Yang mengejutkan, virus ini mampu tumbuh dan berkembang biak di berbagai jenis sel, termasuk sel manusia, hewan pengerat, hingga primata non-manusia.
Menurut Lednicky, karakteristik ini menjadikannya kandidat kuat sebagai virus dengan potensi spillover, yakni peristiwa saat virus menular dari satu spesies ke spesies lain, termasuk manusia.
"Kami percaya kalau kita mencari, kita pasti akan menemukan. Dan itulah alasan kenapa virus-virus baru terus bermunculan," ujar Lednicky.
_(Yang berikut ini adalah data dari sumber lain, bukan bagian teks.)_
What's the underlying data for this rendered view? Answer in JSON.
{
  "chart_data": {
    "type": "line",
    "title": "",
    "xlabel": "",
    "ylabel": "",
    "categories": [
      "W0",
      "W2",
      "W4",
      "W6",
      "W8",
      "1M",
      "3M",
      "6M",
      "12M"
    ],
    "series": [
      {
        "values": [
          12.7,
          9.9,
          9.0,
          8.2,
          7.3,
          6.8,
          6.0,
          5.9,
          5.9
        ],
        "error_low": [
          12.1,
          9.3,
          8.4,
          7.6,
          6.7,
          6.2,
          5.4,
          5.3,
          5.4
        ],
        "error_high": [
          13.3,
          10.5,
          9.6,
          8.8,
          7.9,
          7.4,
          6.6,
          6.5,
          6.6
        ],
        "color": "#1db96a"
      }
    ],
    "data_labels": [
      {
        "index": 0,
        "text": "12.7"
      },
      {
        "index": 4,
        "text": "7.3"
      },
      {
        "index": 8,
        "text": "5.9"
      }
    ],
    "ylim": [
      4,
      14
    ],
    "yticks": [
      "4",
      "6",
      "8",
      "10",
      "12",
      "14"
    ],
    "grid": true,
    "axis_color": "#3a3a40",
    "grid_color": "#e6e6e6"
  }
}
Ancaman dan Penelitian Lanjutan
Studi juga menemukan dua jenis orthoreovirus yang bisa menyerang sel secara bersamaan, seperti mekanisme virus influenza. Teknik ini memungkinkan pencampuran genetik dan terbentuknya varian baru yang belum dikenal sebelumnya.
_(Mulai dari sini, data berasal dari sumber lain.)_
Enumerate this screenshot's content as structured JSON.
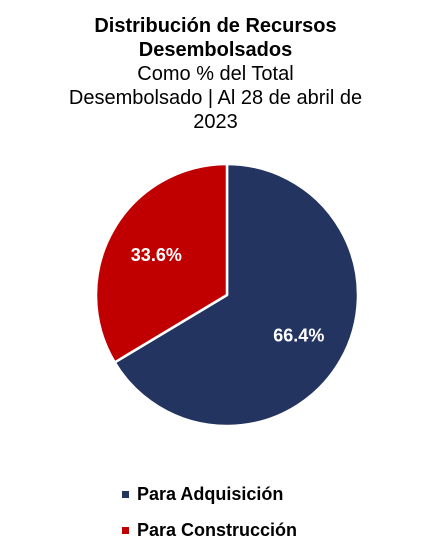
{
  "chart_data": {
    "type": "pie",
    "title": "Distribución  de Recursos Desembolsados",
    "title_lines": [
      "Distribución  de Recursos",
      "Desembolsados"
    ],
    "subtitle_lines": [
      "Como % del Total",
      "Desembolsado | Al 28 de abril de",
      "2023"
    ],
    "slices": [
      {
        "name": "Para Adquisición",
        "value": 66.4,
        "label": "66.4%",
        "color": "#22345F"
      },
      {
        "name": "Para Construcción",
        "value": 33.6,
        "label": "33.6%",
        "color": "#C00000"
      }
    ],
    "start": "12 o'clock",
    "direction": "clockwise",
    "legend_position": "bottom"
  }
}
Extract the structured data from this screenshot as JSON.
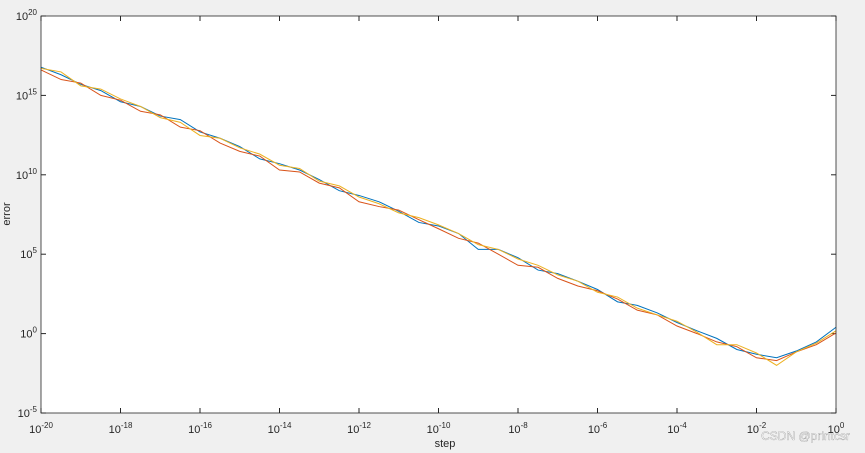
{
  "chart_data": {
    "type": "line",
    "xlabel": "step",
    "ylabel": "error",
    "xscale": "log",
    "yscale": "log",
    "x": [
      1e-20,
      3.2e-20,
      1e-19,
      3.2e-19,
      1e-18,
      3.2e-18,
      1e-17,
      3.2e-17,
      1e-16,
      3.2e-16,
      1e-15,
      3.2e-15,
      1e-14,
      3.2e-14,
      1e-13,
      3.2e-13,
      1e-12,
      3.2e-12,
      1e-11,
      3.2e-11,
      1e-10,
      3.2e-10,
      1e-09,
      3.2e-09,
      1e-08,
      3.2e-08,
      1e-07,
      3.2e-07,
      1e-06,
      3.2e-06,
      1e-05,
      3.2e-05,
      0.0001,
      0.00032,
      0.001,
      0.0032,
      0.01,
      0.032,
      0.1,
      0.32,
      1
    ],
    "series": [
      {
        "color": "#0072BD",
        "values": [
          6e+16,
          2e+16,
          5000000000000000.0,
          2000000000000000.0,
          400000000000000.0,
          200000000000000.0,
          50000000000000.0,
          30000000000000.0,
          5000000000000.0,
          2000000000000.0,
          600000000000.0,
          100000000000.0,
          50000000000.0,
          20000000000.0,
          5000000000.0,
          1000000000.0,
          500000000.0,
          200000000.0,
          50000000.0,
          10000000.0,
          6000000.0,
          2000000.0,
          200000.0,
          200000.0,
          60000.0,
          10000.0,
          6000.0,
          2000.0,
          600.0,
          100.0,
          60.0,
          20.0,
          5,
          1.5,
          0.5,
          0.1,
          0.05,
          0.03,
          0.08,
          0.3,
          2.5
        ]
      },
      {
        "color": "#D95319",
        "values": [
          4e+16,
          1e+16,
          6000000000000000.0,
          1000000000000000.0,
          500000000000000.0,
          100000000000000.0,
          60000000000000.0,
          10000000000000.0,
          6000000000000.0,
          1000000000000.0,
          300000000000.0,
          150000000000.0,
          20000000000.0,
          15000000000.0,
          3000000000.0,
          1500000000.0,
          200000000.0,
          100000000.0,
          60000000.0,
          15000000.0,
          4000000.0,
          1000000.0,
          500000.0,
          100000.0,
          20000.0,
          15000.0,
          3000.0,
          1000.0,
          500.0,
          150.0,
          30.0,
          15.0,
          3,
          1,
          0.3,
          0.15,
          0.03,
          0.02,
          0.07,
          0.2,
          1.1
        ]
      },
      {
        "color": "#EDB120",
        "values": [
          5e+16,
          3e+16,
          4000000000000000.0,
          2500000000000000.0,
          600000000000000.0,
          200000000000000.0,
          40000000000000.0,
          20000000000000.0,
          3000000000000.0,
          2000000000000.0,
          500000000000.0,
          200000000000.0,
          40000000000.0,
          25000000000.0,
          4000000000.0,
          2000000000.0,
          400000000.0,
          150000000.0,
          40000000.0,
          20000000.0,
          7000000.0,
          2000000.0,
          400000.0,
          200000.0,
          50000.0,
          20000.0,
          5000.0,
          2000.0,
          400.0,
          200.0,
          40.0,
          15.0,
          6,
          1.2,
          0.2,
          0.2,
          0.06,
          0.01,
          0.07,
          0.25,
          1.5
        ]
      }
    ],
    "xlim": [
      1e-20,
      1
    ],
    "ylim": [
      1e-05,
      1e+20
    ],
    "xticks": [
      {
        "value": 1e-20,
        "label": "10^-20"
      },
      {
        "value": 1e-18,
        "label": "10^-18"
      },
      {
        "value": 1e-16,
        "label": "10^-16"
      },
      {
        "value": 1e-14,
        "label": "10^-14"
      },
      {
        "value": 1e-12,
        "label": "10^-12"
      },
      {
        "value": 1e-10,
        "label": "10^-10"
      },
      {
        "value": 1e-08,
        "label": "10^-8"
      },
      {
        "value": 1e-06,
        "label": "10^-6"
      },
      {
        "value": 0.0001,
        "label": "10^-4"
      },
      {
        "value": 0.01,
        "label": "10^-2"
      },
      {
        "value": 1,
        "label": "10^0"
      }
    ],
    "yticks": [
      {
        "value": 1e-05,
        "label": "10^-5"
      },
      {
        "value": 1,
        "label": "10^0"
      },
      {
        "value": 100000.0,
        "label": "10^5"
      },
      {
        "value": 10000000000.0,
        "label": "10^10"
      },
      {
        "value": 1000000000000000.0,
        "label": "10^15"
      },
      {
        "value": 1e+20,
        "label": "10^20"
      }
    ],
    "watermark": "CSDN @printcsr"
  }
}
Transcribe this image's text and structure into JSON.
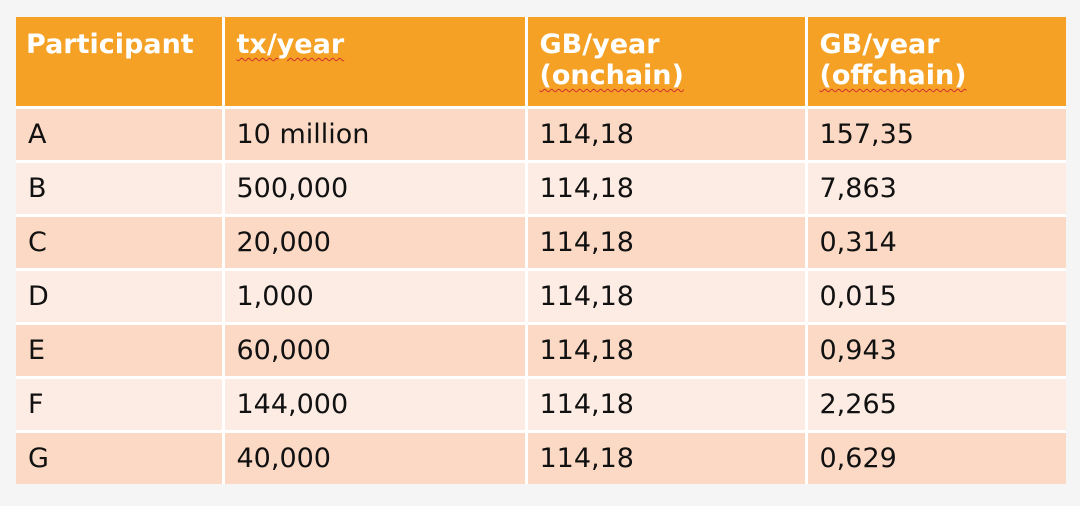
{
  "table": {
    "headers": [
      {
        "line1": "Participant",
        "line2": ""
      },
      {
        "line1": "tx/year",
        "line2": ""
      },
      {
        "line1": "GB/year",
        "line2": "(onchain)"
      },
      {
        "line1": "GB/year",
        "line2": "(offchain)"
      }
    ],
    "rows": [
      [
        "A",
        "10 million",
        "114,18",
        "157,35"
      ],
      [
        "B",
        "500,000",
        "114,18",
        "7,863"
      ],
      [
        "C",
        "20,000",
        "114,18",
        "0,314"
      ],
      [
        "D",
        "1,000",
        "114,18",
        "0,015"
      ],
      [
        "E",
        "60,000",
        "114,18",
        "0,943"
      ],
      [
        "F",
        "144,000",
        "114,18",
        "2,265"
      ],
      [
        "G",
        "40,000",
        "114,18",
        "0,629"
      ]
    ]
  },
  "colors": {
    "header_bg": "#f4a126",
    "row_odd_bg": "#fbd9c4",
    "row_even_bg": "#fdece3"
  }
}
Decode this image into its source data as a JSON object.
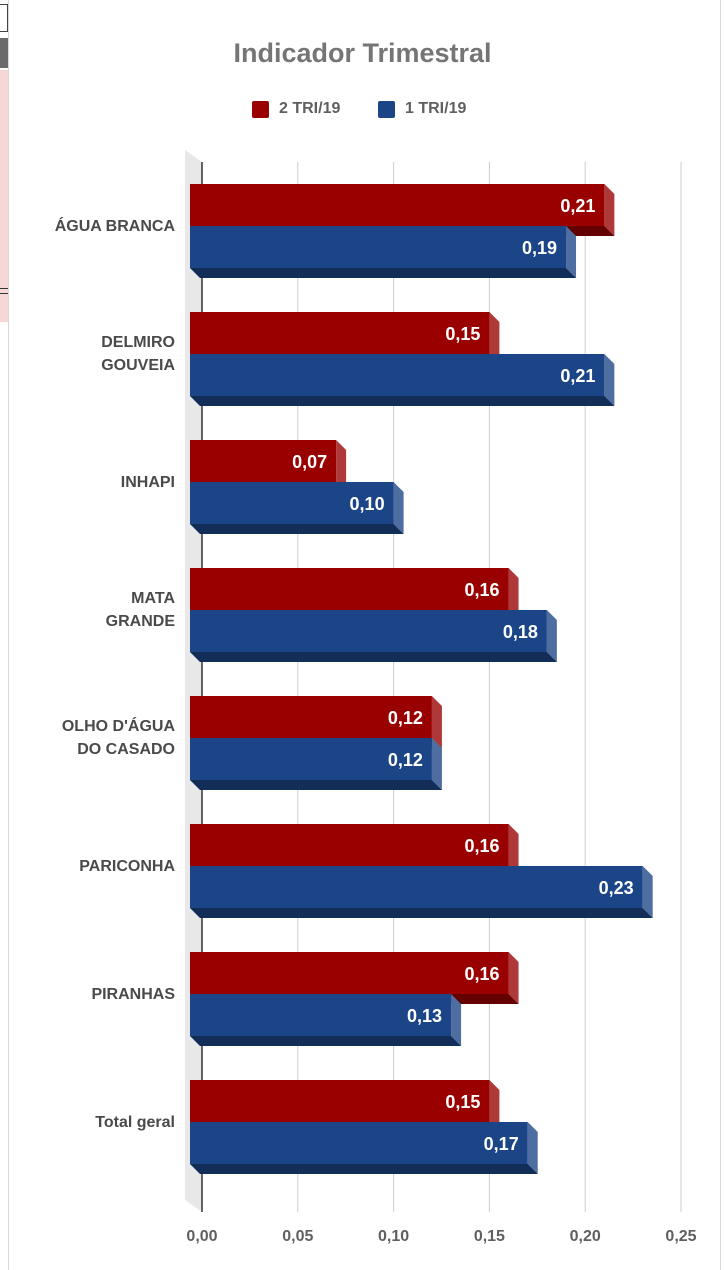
{
  "chart_data": {
    "type": "bar",
    "orientation": "horizontal",
    "title": "Indicador Trimestral",
    "categories": [
      "ÁGUA BRANCA",
      "DELMIRO GOUVEIA",
      "INHAPI",
      "MATA GRANDE",
      "OLHO D'ÁGUA DO CASADO",
      "PARICONHA",
      "PIRANHAS",
      "Total geral"
    ],
    "category_lines": [
      [
        "ÁGUA BRANCA"
      ],
      [
        "DELMIRO",
        "GOUVEIA"
      ],
      [
        "INHAPI"
      ],
      [
        "MATA",
        "GRANDE"
      ],
      [
        "OLHO D'ÁGUA",
        "DO CASADO"
      ],
      [
        "PARICONHA"
      ],
      [
        "PIRANHAS"
      ],
      [
        "Total geral"
      ]
    ],
    "series": [
      {
        "name": "2 TRI/19",
        "color": "#990000",
        "values": [
          0.21,
          0.15,
          0.07,
          0.16,
          0.12,
          0.16,
          0.16,
          0.15
        ],
        "labels": [
          "0,21",
          "0,15",
          "0,07",
          "0,16",
          "0,12",
          "0,16",
          "0,16",
          "0,15"
        ]
      },
      {
        "name": "1 TRI/19",
        "color": "#1c4587",
        "values": [
          0.19,
          0.21,
          0.1,
          0.18,
          0.12,
          0.23,
          0.13,
          0.17
        ],
        "labels": [
          "0,19",
          "0,21",
          "0,10",
          "0,18",
          "0,12",
          "0,23",
          "0,13",
          "0,17"
        ]
      }
    ],
    "xlim": [
      0,
      0.25
    ],
    "x_ticks": [
      0,
      0.05,
      0.1,
      0.15,
      0.2,
      0.25
    ],
    "x_tick_labels": [
      "0,00",
      "0,05",
      "0,10",
      "0,15",
      "0,20",
      "0,25"
    ],
    "grid": true,
    "legend_position": "top"
  }
}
Virus terbaru yang ditemukan Pepper kini secara resmi dinamai Gainesville shrew mammalian orthoreovirus type 3 strain UF-1. Seluruh urutan genetik virus tersebut telah dipublikasikan dalam jurnal Microbiology Resource Announcements.
Menariknya, Pepper tidak menunjukkan gejala sakit sedikit pun.
Lednicky pun menegaskan pentingnya meneliti hewan liar, bahkan jika ditemukan dalam keadaan mati. “Jika menemukan hewan mati, kenapa tidak diuji saja? Banyak informasi bisa kita gali dari situ,” ungkapnya.
Penelitian lanjutan akan difokuskan pada prevalensi virus ini di kalangan manusia serta tingkat keparahan yang bisa ditimbulkan. Termasuk potensi ancaman global dari virus baru yang awalnya ditemukan oleh seekor kucing rumahan.